Alarms not appearing for rapidly reoccurring faults

Issue

Alarms are not generated under certain circumstances when the underlying fault is occurring and resolving faster than the duration of the NSP alarm flush interval. This only applies to alarms created by NSP alarm rules, and not to alarms received from other sources, for example using NETCONF. By default, the flush interval is four seconds, and the NSP may not capture events that occur and resolve faster than that, such as an ISIS interface that is flapping once every second.

You can configure the duration of the flush interval to capture rapidly flapping events. However, this impairs the performance of the NSP, as it increases how often the NSP writes to the alarm database. The following procedure describes how to configure the NSP alarm flush interval.

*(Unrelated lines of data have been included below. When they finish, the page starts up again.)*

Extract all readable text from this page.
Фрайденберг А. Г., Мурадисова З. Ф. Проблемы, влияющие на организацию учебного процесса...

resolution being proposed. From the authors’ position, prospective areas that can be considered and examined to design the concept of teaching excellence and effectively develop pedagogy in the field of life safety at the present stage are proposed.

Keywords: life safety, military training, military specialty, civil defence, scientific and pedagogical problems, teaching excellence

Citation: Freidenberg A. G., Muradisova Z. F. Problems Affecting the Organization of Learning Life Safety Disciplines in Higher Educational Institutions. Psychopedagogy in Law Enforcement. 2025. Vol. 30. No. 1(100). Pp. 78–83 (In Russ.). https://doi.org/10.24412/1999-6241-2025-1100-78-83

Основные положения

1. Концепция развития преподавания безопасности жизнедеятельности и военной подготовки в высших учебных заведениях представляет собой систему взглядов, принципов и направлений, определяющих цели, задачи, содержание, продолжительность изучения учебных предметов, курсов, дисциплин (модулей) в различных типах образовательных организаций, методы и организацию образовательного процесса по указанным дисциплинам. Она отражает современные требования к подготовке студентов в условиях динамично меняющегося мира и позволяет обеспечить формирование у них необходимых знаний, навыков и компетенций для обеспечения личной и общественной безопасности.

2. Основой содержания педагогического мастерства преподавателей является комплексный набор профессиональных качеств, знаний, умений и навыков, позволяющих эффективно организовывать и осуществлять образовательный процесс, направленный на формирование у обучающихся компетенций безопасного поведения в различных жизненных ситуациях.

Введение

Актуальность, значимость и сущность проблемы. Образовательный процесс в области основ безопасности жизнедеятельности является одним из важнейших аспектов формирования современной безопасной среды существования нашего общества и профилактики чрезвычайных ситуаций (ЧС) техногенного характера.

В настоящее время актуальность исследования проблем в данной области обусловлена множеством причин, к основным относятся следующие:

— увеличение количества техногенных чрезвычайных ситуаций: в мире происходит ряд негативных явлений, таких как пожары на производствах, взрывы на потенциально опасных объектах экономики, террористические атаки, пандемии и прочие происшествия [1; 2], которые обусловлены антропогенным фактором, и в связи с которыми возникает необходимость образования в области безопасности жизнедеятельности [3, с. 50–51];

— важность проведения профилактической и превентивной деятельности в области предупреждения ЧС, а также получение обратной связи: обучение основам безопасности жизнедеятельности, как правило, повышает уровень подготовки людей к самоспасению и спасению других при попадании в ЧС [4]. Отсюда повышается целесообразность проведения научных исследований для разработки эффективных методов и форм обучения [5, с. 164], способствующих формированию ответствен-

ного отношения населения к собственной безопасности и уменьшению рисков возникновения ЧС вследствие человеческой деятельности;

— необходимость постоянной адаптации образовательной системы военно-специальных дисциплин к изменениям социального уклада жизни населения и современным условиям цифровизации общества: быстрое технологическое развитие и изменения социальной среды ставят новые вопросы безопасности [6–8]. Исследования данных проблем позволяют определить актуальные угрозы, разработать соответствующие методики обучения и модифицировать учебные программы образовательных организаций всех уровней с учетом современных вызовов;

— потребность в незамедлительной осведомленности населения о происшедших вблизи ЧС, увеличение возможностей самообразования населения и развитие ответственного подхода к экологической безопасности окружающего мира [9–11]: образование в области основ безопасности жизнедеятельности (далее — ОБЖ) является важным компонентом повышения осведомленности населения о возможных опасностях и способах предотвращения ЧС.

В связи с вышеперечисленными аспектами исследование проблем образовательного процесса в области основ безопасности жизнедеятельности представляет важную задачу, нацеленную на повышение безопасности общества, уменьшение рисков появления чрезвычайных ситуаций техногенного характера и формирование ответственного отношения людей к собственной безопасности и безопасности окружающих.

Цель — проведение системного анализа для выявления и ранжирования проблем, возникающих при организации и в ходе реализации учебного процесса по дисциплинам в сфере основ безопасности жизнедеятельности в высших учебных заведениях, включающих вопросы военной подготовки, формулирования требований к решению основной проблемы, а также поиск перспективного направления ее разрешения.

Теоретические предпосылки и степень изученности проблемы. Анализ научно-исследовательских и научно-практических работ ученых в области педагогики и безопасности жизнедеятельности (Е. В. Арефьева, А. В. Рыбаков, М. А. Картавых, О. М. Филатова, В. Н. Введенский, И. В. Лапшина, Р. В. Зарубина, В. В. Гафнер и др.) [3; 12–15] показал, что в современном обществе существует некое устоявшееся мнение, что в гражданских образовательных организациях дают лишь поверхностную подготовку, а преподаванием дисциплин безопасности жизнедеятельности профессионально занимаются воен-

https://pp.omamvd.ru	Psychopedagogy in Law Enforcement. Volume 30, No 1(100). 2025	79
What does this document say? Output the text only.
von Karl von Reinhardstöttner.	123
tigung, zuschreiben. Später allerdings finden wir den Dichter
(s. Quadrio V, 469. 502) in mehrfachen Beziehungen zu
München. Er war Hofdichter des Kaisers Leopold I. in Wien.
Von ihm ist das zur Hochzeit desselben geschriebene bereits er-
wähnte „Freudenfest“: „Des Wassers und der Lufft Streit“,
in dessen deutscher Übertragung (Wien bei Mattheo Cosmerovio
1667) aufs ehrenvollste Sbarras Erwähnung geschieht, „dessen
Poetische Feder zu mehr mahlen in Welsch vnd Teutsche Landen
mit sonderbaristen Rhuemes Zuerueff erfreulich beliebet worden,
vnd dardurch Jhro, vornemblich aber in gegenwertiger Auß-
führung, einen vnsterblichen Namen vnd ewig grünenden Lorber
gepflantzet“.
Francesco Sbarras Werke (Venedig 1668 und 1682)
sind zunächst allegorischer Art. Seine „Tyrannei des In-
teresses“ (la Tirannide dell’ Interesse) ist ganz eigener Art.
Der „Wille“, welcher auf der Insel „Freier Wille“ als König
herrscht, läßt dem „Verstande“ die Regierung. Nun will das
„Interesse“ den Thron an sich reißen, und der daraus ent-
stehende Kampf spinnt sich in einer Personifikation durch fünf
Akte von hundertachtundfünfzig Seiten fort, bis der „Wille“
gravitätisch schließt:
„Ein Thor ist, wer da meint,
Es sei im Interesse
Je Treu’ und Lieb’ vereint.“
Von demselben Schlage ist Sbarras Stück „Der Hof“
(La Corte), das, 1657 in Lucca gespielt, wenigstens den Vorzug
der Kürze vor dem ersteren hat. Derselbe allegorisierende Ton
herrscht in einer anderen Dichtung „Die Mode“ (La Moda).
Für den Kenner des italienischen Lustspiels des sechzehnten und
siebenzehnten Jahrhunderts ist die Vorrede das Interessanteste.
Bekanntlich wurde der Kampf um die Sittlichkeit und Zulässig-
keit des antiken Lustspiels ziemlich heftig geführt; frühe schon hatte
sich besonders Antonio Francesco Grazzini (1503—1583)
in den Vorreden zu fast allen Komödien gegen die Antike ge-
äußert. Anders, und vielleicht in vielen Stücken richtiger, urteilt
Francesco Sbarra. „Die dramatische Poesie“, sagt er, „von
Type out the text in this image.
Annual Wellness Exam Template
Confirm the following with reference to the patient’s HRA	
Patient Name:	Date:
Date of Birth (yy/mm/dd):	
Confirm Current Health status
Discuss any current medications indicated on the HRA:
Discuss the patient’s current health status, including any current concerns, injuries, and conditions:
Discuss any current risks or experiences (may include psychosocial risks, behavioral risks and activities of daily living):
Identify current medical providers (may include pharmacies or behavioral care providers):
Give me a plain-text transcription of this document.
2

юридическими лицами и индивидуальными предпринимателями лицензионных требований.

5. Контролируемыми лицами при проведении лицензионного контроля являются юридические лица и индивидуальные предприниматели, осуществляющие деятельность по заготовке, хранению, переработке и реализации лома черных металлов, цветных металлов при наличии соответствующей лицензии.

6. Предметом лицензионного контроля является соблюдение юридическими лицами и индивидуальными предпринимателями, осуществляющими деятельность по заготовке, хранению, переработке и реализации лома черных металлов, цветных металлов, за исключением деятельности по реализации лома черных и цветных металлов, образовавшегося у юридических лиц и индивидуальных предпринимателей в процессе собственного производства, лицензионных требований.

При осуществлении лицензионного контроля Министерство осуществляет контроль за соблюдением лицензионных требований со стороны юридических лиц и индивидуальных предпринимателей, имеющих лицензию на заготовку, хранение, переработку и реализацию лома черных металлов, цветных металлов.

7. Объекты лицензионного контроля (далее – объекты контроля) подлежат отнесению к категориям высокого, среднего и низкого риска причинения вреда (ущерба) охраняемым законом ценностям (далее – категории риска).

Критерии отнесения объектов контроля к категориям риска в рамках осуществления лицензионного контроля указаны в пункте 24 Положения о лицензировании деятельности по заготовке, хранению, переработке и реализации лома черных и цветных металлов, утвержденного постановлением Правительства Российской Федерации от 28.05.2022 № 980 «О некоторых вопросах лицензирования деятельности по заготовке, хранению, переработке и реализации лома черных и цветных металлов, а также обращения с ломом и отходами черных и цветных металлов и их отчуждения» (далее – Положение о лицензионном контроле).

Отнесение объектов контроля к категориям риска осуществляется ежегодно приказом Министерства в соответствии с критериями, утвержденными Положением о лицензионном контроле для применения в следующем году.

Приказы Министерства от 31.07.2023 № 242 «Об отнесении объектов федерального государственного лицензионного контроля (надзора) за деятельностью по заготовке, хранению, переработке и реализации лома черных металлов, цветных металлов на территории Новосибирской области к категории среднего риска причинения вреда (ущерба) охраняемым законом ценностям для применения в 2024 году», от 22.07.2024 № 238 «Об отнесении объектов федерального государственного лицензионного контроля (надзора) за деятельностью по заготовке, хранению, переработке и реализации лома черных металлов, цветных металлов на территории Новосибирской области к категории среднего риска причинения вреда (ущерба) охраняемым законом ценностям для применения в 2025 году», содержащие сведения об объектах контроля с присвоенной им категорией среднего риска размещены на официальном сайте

Configuring the NSP alarm flush interval

Note: Performing this procedure involves restarting a component of the NSP, and should not be performed outside of a maintenance window. In the event that resync-fw is upgraded, this procedure must be repeated to change the alarm flush interval again.

 

Log in as the root user on the NSP cluster host. For information about logging in to the NSP, see the NSP System Administrator Guide.


Open a console window.


In the nspos-resync-fw Kubernetes pod, open the following file in a text editor:

/opt/nsp/os/resync-fw/config/resync-fw-overrides.conf


The file contains parameter settings in nested declarations. The existing parameters depend on your current NSP configuration. Find or add the flush-buffer-interval-in-second parameter, which is nested under resync-fw > mdm > notification, as shown below:

resync-fw

{

   mdm

  {

     notification

     {

        flush-buffer-interval-in-second = 1

     }

  }

}

Configure the value of the parameter to the required duration of the NSP alarm flush interval, in seconds.


Save the configuration file, and enter the following to restart the nspos-resync-fw pod:

kubectl delete pod nspos-resync-fw↵